By Kirsten Craze
Good record keeping is the backbone to any successful real estate business. Industry insiders are quick to point out there are no excuses for an unprofessional paper trail - even if today’s filing cabinets are all digital.
It’s never been easier
“It’s not rocket science. To do a backup these days you can go and buy more than a terabyte of storage quite cheaply. When I got my first computer back in the early 1980s it only had about 4 megabytes capacity, we had four disks and we’d have to keep switching them. It would take ages, now it takes just minutes,” said strata management chapter chairperson Gary Adamson of Strata Management Services.
Michelle McLean, chairperson of the residential property management chapter and Leah Jay’s senior property and compliance manager, agreed that good record-keeping is vital.
“It’s of utmost importance given the litigious world we are now living in, and with technology there is no excuse for not having backups in place where the documents are electronically stored. There also has to be the security in place to ensure the system is not compromised,” she said.
A cautionary tale
“I remember about 15 years ago there was a Sydney agency that hadn’t run a backup for about three months, they had a fire and the office was destroyed. As a result, they lost their business,” Mr Adamson said.

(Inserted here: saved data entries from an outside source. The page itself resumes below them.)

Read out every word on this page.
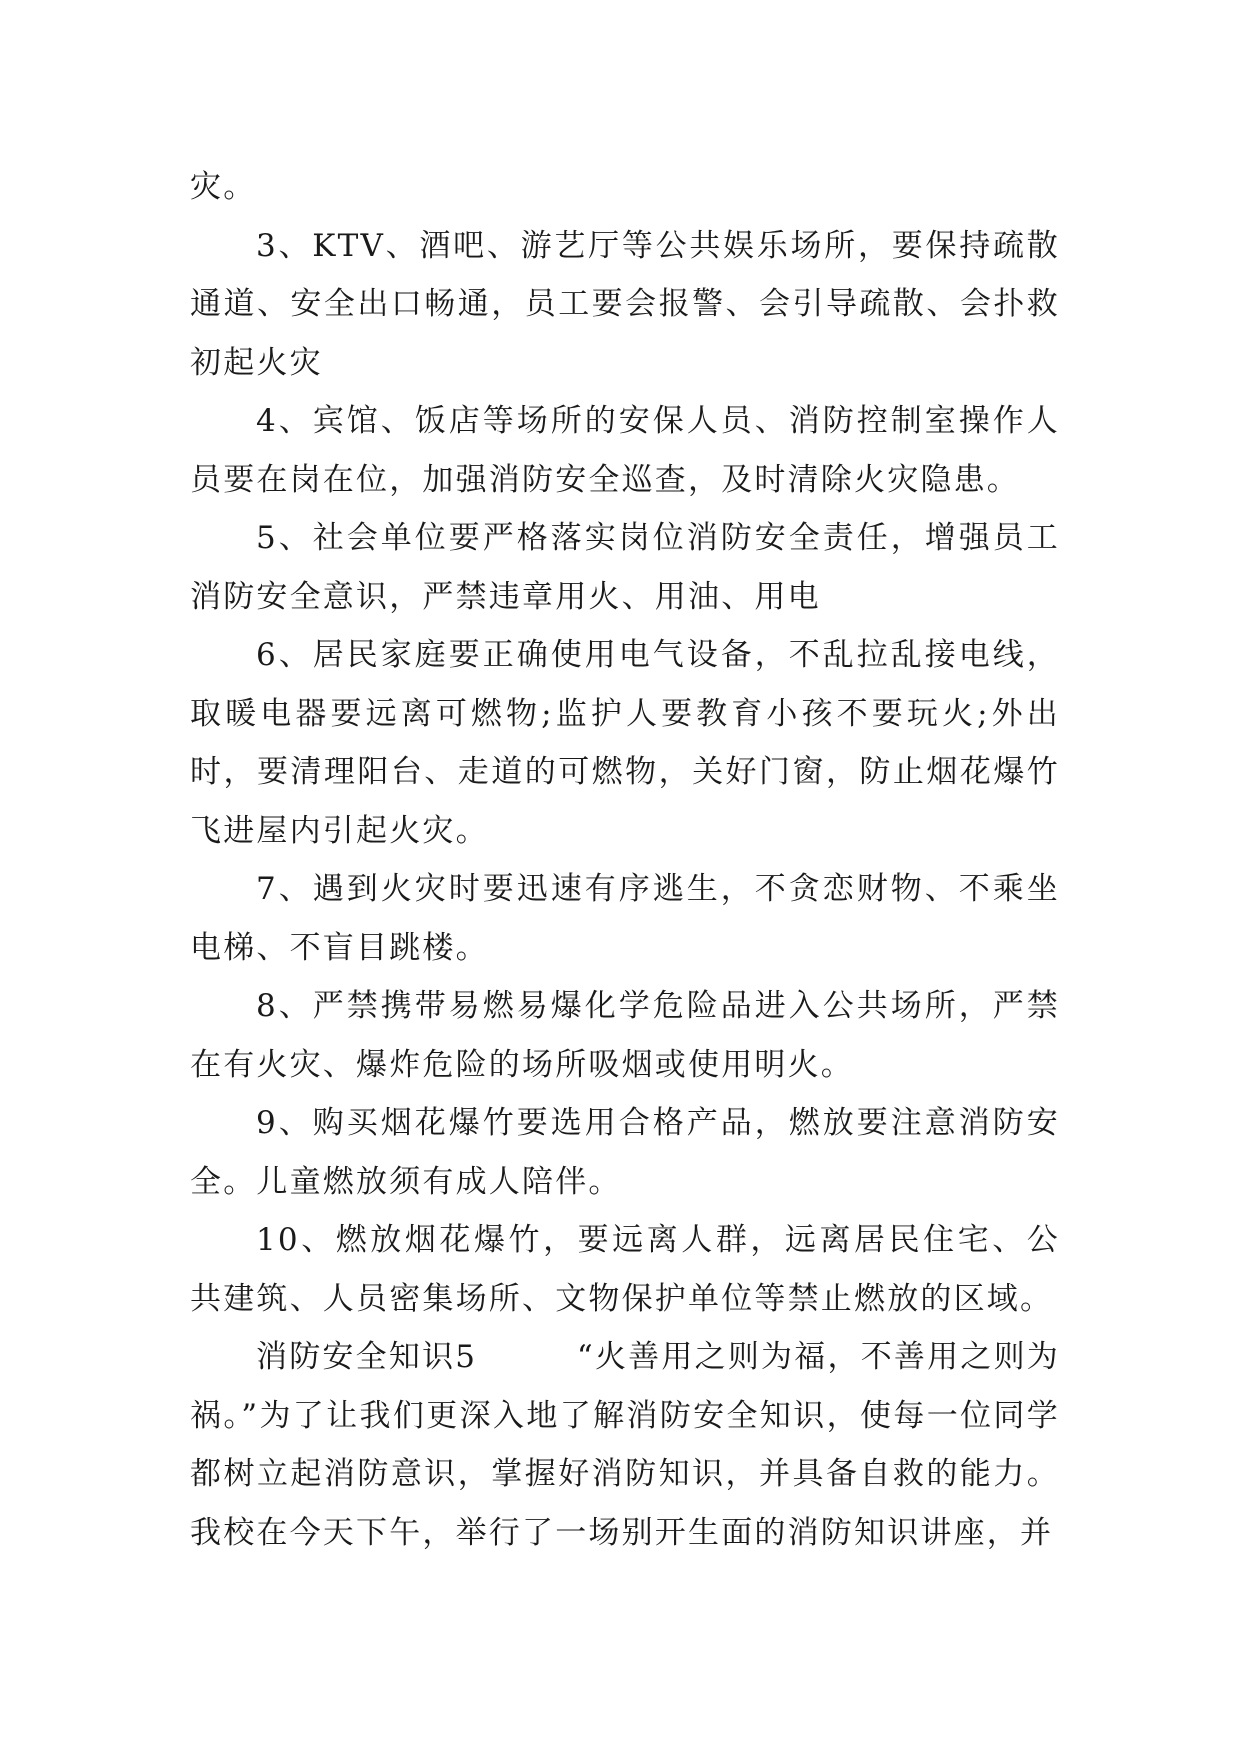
灾。

3、KTV、酒吧、游艺厅等公共娱乐场所，要保持疏散通道、安全出口畅通，员工要会报警、会引导疏散、会扑救初起火灾

4、宾馆、饭店等场所的安保人员、消防控制室操作人员要在岗在位，加强消防安全巡查，及时清除火灾隐患。

5、社会单位要严格落实岗位消防安全责任，增强员工消防安全意识，严禁违章用火、用油、用电

6、居民家庭要正确使用电气设备，不乱拉乱接电线，取暖电器要远离可燃物;监护人要教育小孩不要玩火;外出时，要清理阳台、走道的可燃物，关好门窗，防止烟花爆竹飞进屋内引起火灾。

7、遇到火灾时要迅速有序逃生，不贪恋财物、不乘坐电梯、不盲目跳楼。

8、严禁携带易燃易爆化学危险品进入公共场所，严禁在有火灾、爆炸危险的场所吸烟或使用明火。

9、购买烟花爆竹要选用合格产品，燃放要注意消防安全。儿童燃放须有成人陪伴。

10、燃放烟花爆竹，要远离人群，远离居民住宅、公共建筑、人员密集场所、文物保护单位等禁止燃放的区域。

消防安全知识5　　　“火善用之则为福，不善用之则为祸。”为了让我们更深入地了解消防安全知识，使每一位同学都树立起消防意识，掌握好消防知识，并具备自救的能力。我校在今天下午，举行了一场别开生面的消防知识讲座，并
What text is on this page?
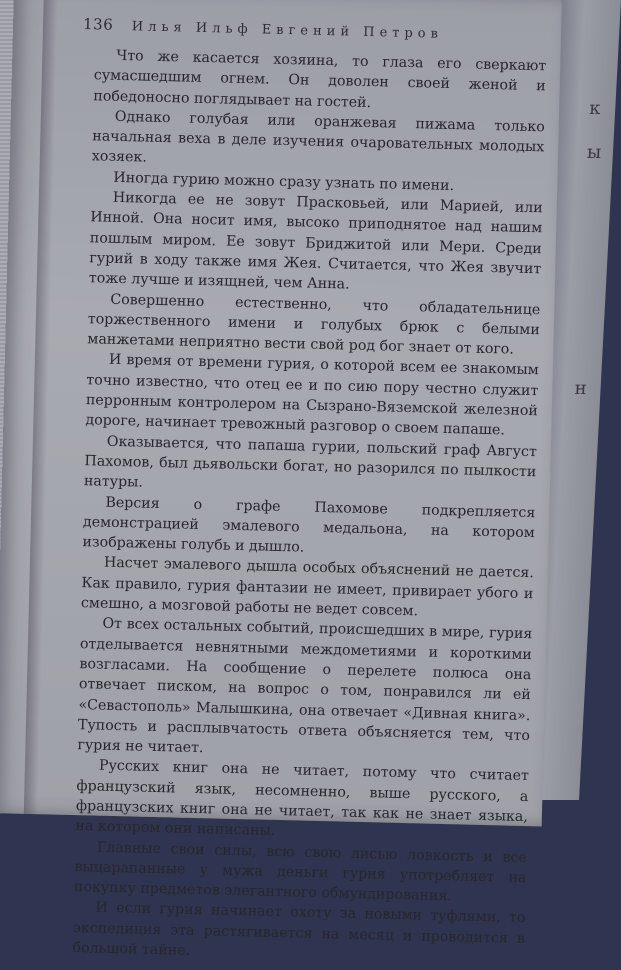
к
ы
н
136 Илья Ильф Евгений Петров

Что же касается хозяина, то глаза его сверкают сумасшедшим огнем. Он доволен своей женой и победоносно поглядывает на гостей.

Однако голубая или оранжевая пижама только начальная веха в деле изучения очаровательных молодых хозяек.

Иногда гурию можно сразу узнать по имени.

Никогда ее не зовут Прасковьей, или Марией, или Инной. Она носит имя, высоко приподнятое над нашим пошлым миром. Ее зовут Бриджитой или Мери. Среди гурий в ходу также имя Жея. Считается, что Жея звучит тоже лучше и изящней, чем Анна.

Совершенно естественно, что обладательнице торжественного имени и голубых брюк с белыми манжетами неприятно вести свой род бог знает от кого.

И время от времени гурия, о которой всем ее знакомым точно известно, что отец ее и по сию пору честно служит перронным контролером на Сызрано-Вяземской железной дороге, начинает тревожный разговор о своем папаше.

Оказывается, что папаша гурии, польский граф Август Пахомов, был дьявольски богат, но разорился по пылкости натуры.

Версия о графе Пахомове подкрепляется демонстрацией эмалевого медальона, на котором изображены голубь и дышло.

Насчет эмалевого дышла особых объяснений не дается. Как правило, гурия фантазии не имеет, привирает убого и смешно, а мозговой работы не ведет совсем.

От всех остальных событий, происшедших в мире, гурия отделывается невнятными междометиями и короткими возгласами. На сообщение о перелете полюса она отвечает писком, на вопрос о том, понравился ли ей «Севастополь» Малышкина, она отвечает «Дивная книга». Тупость и расплывчатость ответа объясняется тем, что гурия не читает.

Русских книг она не читает, потому что считает французский язык, несомненно, выше русского, а французских книг она не читает, так как не знает языка, на котором они написаны.

Главные свои силы, всю свою лисью ловкость и все выцарапанные у мужа деньги гурия употребляет на покупку предметов элегантного обмундирования.

И если гурия начинает охоту за новыми туфлями, то экспедиция эта растягивается на месяц и проводится в большой тайне.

He added that while the threat of losing your business over lost or destroyed data is a reality, he agreed with Ms McLean that there is also the risk of legal action.
“On the strata side of things, if you enter into a contract with an owner’s corporation on the basis you’ll retain and maintain their records and you breach that contract - it leaves you open for a damages claim. When you’re looking after more than a hundred buildings, and you’ve suddenly got a claim for all those buildings, then that’d be a fairly substantial amount,” he warned.
Play by the rules
Under the Property Stock and Business Agents Act 2002 (section 104) property professionals are required to keep records for three years. Individuals who contravene a provision of the section are guilty of an offence and could be disciplined by up to 50 penalty units.
While the Strata Scheme Management Act once required five years of records, that extended out to seven years in 2016.
“There are probably a lot of hard copy records still floating around, purely because it wouldn’t have been worthwhile to engage somebody for weeks at a time to scan them. Hard copies will still be around for a few years, and if they’re destroyed by fire then they’re gone,” Mr Adamson said.
Stay up to date
Ms McLean said many business owners can fall down when it comes to educating all staff on recording keeping procedures and the software used in the process.
“I feel the biggest issue is that agents don’t keep records of conversations or correctly file emails, where it is very easy with most trust accounting programs to store notes and have a document manager system,” she said.
“It is one thing to implement procedures, but then it is another to ensure staff are adequately trained on how to use these systems and follow procedures,” she added.
Become a record hoarder
“Document everything! Save emails, text messages and make notes of phone conversations. We’re all human and deal with so many people daily, it’s one thing to remember a situation, but hard to remember details of conversations that may prove detrimental,” Ms McLean explained.
She said all corners of the real estate industry have their unique processes.
“In property management there are so many situations where things can take a turn for the worse, even with the best laid plans, and essentially an agent needs to ensure they have represented the owner to the best of their ability. The only way to do this is to have the documentation and proof to back the agents actions up,” she said.
“As property management can have a high staff turnover, once a staff member has left essentially all the knowledge of the situation can go too, should it not be recorded correctly. Potentially, as a business owner, you are then leaving yourself wide open for a professional indemnity claim as you may be unable to prove you have acted in accordance with the Managing Agency Agreement,” she said.